Retour de mon sujet favori, celui dont j’ai le plus souvent parlé sur Running-Addict, j’ai bien sûr nommé le footing et le fait de courir en endurance fondamentale. Une allure clé de l’entrainement d’un coureur qui progresse. Mais aussi une allure sujette à bien des questions. Aujourd’hui je vous explique comment est-ce que je cours mes footings et aussi pourquoi j’en fait moins qu’avant.

Cet article m’a directement été inspiré par la vidéo de IronUman qui s’est interrogé sur cette célèbre allure pour valider ou invalider les dogmes qui régissent notre entrainement. Déjà, je peux dire ouf, son travail n’a pas remis totalement en cause ma méthode. Il ne l’a pas remis en cause mais il m’a amené à réfléchir sur le sujet lors de mon dernier footing à jeun. Et là où je me suis vraiment mis à réfléchir, c’est sur l’intérêt réel de l’endurance fondamentale. Je ne la remets pas en cause rassurez-vous mais j’essaye d’aller plus loin dans la réflexion.

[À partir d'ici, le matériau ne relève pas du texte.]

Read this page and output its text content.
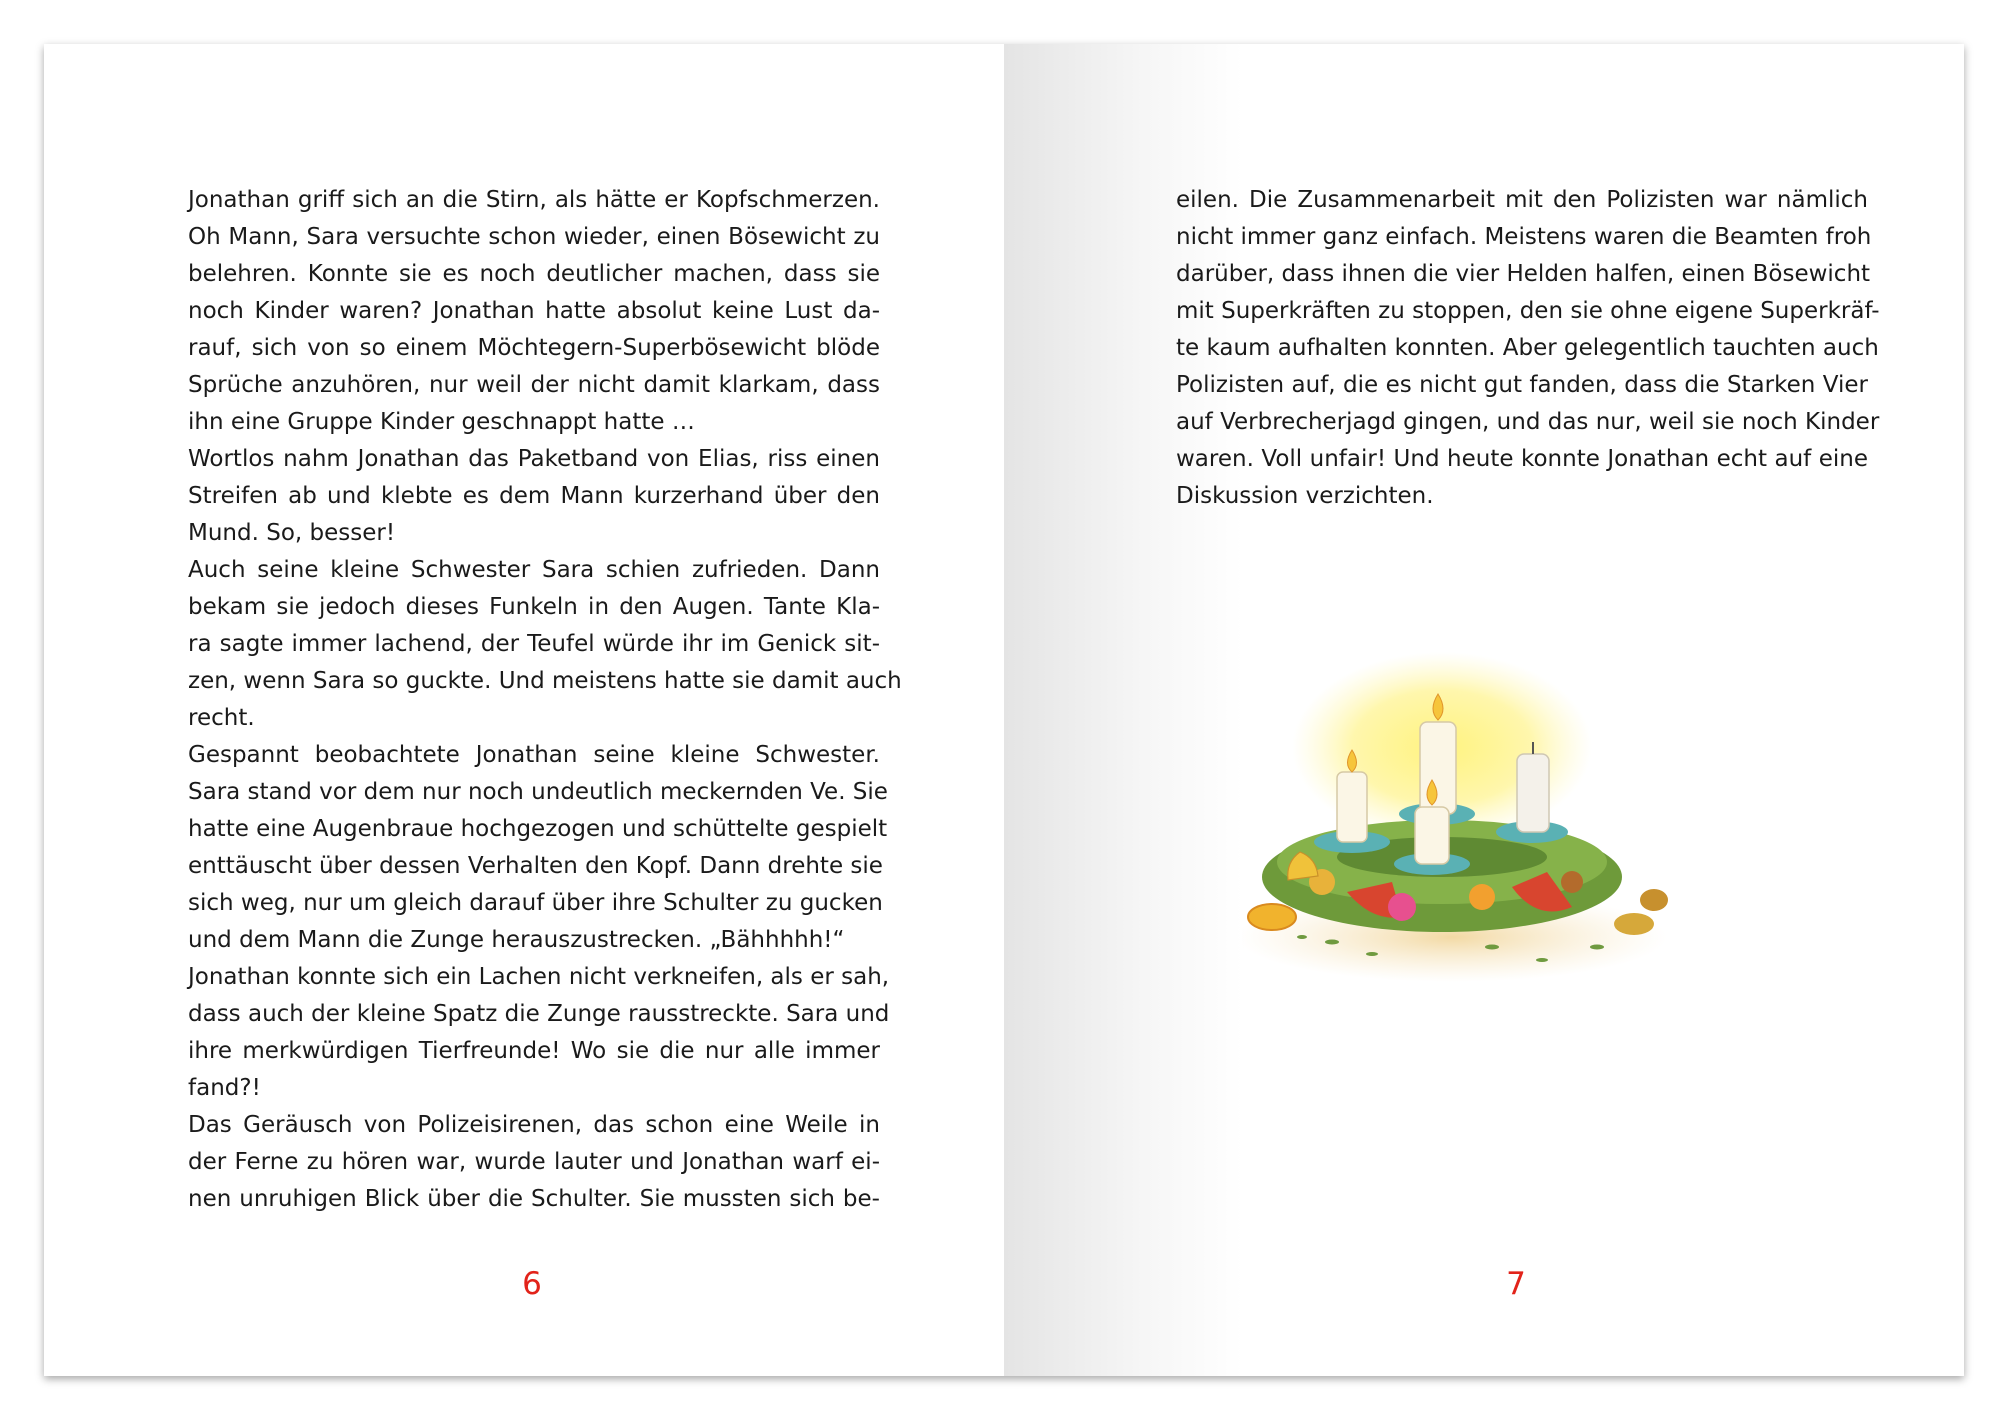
Jonathan griff sich an die Stirn, als hätte er Kopfschmerzen.
Oh Mann, Sara versuchte schon wieder, einen Bösewicht zu
belehren. Konnte sie es noch deutlicher machen, dass sie
noch Kinder waren? Jonathan hatte absolut keine Lust da-
rauf, sich von so einem Möchtegern-Superbösewicht blöde
Sprüche anzuhören, nur weil der nicht damit klarkam, dass
ihn eine Gruppe Kinder geschnappt hatte …
Wortlos nahm Jonathan das Paketband von Elias, riss einen
Streifen ab und klebte es dem Mann kurzerhand über den
Mund. So, besser!
Auch seine kleine Schwester Sara schien zufrieden. Dann
bekam sie jedoch dieses Funkeln in den Augen. Tante Kla-
ra sagte immer lachend, der Teufel würde ihr im Genick sit-
zen, wenn Sara so guckte. Und meistens hatte sie damit auch
recht.
Gespannt beobachtete Jonathan seine kleine Schwester.
Sara stand vor dem nur noch undeutlich meckernden Ve. Sie
hatte eine Augenbraue hochgezogen und schüttelte gespielt
enttäuscht über dessen Verhalten den Kopf. Dann drehte sie
sich weg, nur um gleich darauf über ihre Schulter zu gucken
und dem Mann die Zunge herauszustrecken. „Bähhhhh!“
Jonathan konnte sich ein Lachen nicht verkneifen, als er sah,
dass auch der kleine Spatz die Zunge rausstreckte. Sara und
ihre merkwürdigen Tierfreunde! Wo sie die nur alle immer
fand?!
Das Geräusch von Polizeisirenen, das schon eine Weile in
der Ferne zu hören war, wurde lauter und Jonathan warf ei-
nen unruhigen Blick über die Schulter. Sie mussten sich be-
6
eilen. Die Zusammenarbeit mit den Polizisten war nämlich
nicht immer ganz einfach. Meistens waren die Beamten froh
darüber, dass ihnen die vier Helden halfen, einen Bösewicht
mit Superkräften zu stoppen, den sie ohne eigene Superkräf-
te kaum aufhalten konnten. Aber gelegentlich tauchten auch
Polizisten auf, die es nicht gut fanden, dass die Starken Vier
auf Verbrecherjagd gingen, und das nur, weil sie noch Kinder
waren. Voll unfair! Und heute konnte Jonathan echt auf eine
Diskussion verzichten.
7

Pourquoi courir en endurance fondamentale ?

Là où je suis 100% d’accord, c’est sur le fait que l’intérêt principal de l’endurance fondamentale c’est de pouvoir enchaîner les kilomètres sans générer une fatigue importante et avec de faibles risques de blessure, point. À part ça… pas d’autre bénéfice. Ça n’est pas une allure magique, bien au contraire. L’endurance fondamentale est même l’allure qui fait le moins progresser proportionnellement au temps passé à courir.

En fait si c’était possible, la méthode d’entraînement No Pain No Gain serait idéale. On s’entrainerait juste en fractionné ! On donnerait juste le maximum à chaque entraînement et adieu l’endurance fondamentale !

Un entraînement sans courir en endurance fondamentale est-il possible ?

Peut-on supprimer l’endurance fondamentale ?

Je suis sûr que ça en fait rêver certains que je dise que c’est ce qu’il faut faire. Mais non évidemment. Rassurez-vous, je ne suis pas en train de mettre au placard l’endurance fondamentale pour autant.

Car ce que j’explique est tout simplement impossible.

On ne peut pas faire uniquement du fractionné à raison de 3 / 4 / 5 fois par semaines. Enfin, on peut essayer. Mais on a de très grandes chances de se blesser ou dans le meilleur des cas, ne pas progresser. Car si on ne laisse pas le temps au corps de récupérer entre deux séances intenses, on altère la surcompensation qui permet de progresser. Je l’ai déjà expliqué (voir l’article ci-dessous). Grosso modo, quand on s’entraine on régresse temporairement. C’est au final les adaptations qui se passent pendant la récupération qui font progresser !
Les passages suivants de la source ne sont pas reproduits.